De très fortes différences existent selon les régions, comme le montre cette carte qui dévoile le taux de prise en charge des nouveaux patients. 

La carte des départements.
La carte des départements. – Le Guide santé

Les départements les plus difficiles sont : la Corrèze, la Haute-Loire, la Haute-Saône ou la Vienne : seuls deux ophtalmos sur dix y acceptent les nouveaux patients. À l’inverse, plusieurs départements comme la Seine-et-Marne, le Bas-Rhin ou la Gironde et Paris se démarquent et enregistrent un taux de prise en charge de nouveaux patients élevé, à plus de 80 %. Les Hautes-Alpescaracolent en tête avec un taux de prise en charge de nouveaux patients de 100 %.

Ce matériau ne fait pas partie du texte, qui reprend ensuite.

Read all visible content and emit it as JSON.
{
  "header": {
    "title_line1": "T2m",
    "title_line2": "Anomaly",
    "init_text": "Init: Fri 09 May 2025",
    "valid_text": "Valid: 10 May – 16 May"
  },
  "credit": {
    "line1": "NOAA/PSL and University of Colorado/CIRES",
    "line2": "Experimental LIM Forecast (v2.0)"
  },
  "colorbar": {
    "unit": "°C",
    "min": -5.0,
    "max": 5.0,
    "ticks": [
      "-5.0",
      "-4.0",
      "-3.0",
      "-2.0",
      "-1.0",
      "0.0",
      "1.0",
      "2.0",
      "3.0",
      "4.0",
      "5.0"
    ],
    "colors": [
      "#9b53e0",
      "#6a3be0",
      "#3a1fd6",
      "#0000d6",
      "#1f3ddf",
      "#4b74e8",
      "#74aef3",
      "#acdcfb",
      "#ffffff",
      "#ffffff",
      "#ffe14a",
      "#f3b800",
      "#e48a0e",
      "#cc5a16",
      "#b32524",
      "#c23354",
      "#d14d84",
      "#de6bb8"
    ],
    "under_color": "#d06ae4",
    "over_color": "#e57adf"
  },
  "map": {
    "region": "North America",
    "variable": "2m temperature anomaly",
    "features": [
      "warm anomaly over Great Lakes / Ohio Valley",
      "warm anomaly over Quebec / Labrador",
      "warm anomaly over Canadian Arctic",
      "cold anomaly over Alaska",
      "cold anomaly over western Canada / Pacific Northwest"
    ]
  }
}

« Prenez le train et allez à Paris » 

L’étude du Guide Santé a été menée par des patients mystères. Dans certaines villes où le taux de refus de nouveaux patients est très élevé, certains ont reçu des réponses catégoriques. « Qu’est ce qu’on fait quand on nous répond ‘prenez le train et allez à Paris ? «  questionne le Dr Jean-Pascal Del Bano, co-fondateur du Guide Santé. « On l’a entendu à Lille, à Angers. Je ne veux pas généraliser mais quand on répond ça, ça me choque », déplore-t-il. « Il y a même une ville ou fallait écrire, par courrier, pour se mettre d’accord pour un rendez-vous ! Ça n’est pas une réponse », tranche-t-il. « Dans des villes moyennes, qu’on fasse 50 ou 100 km pour aller chez l’ophtalmo, ça n’est pas admissible ».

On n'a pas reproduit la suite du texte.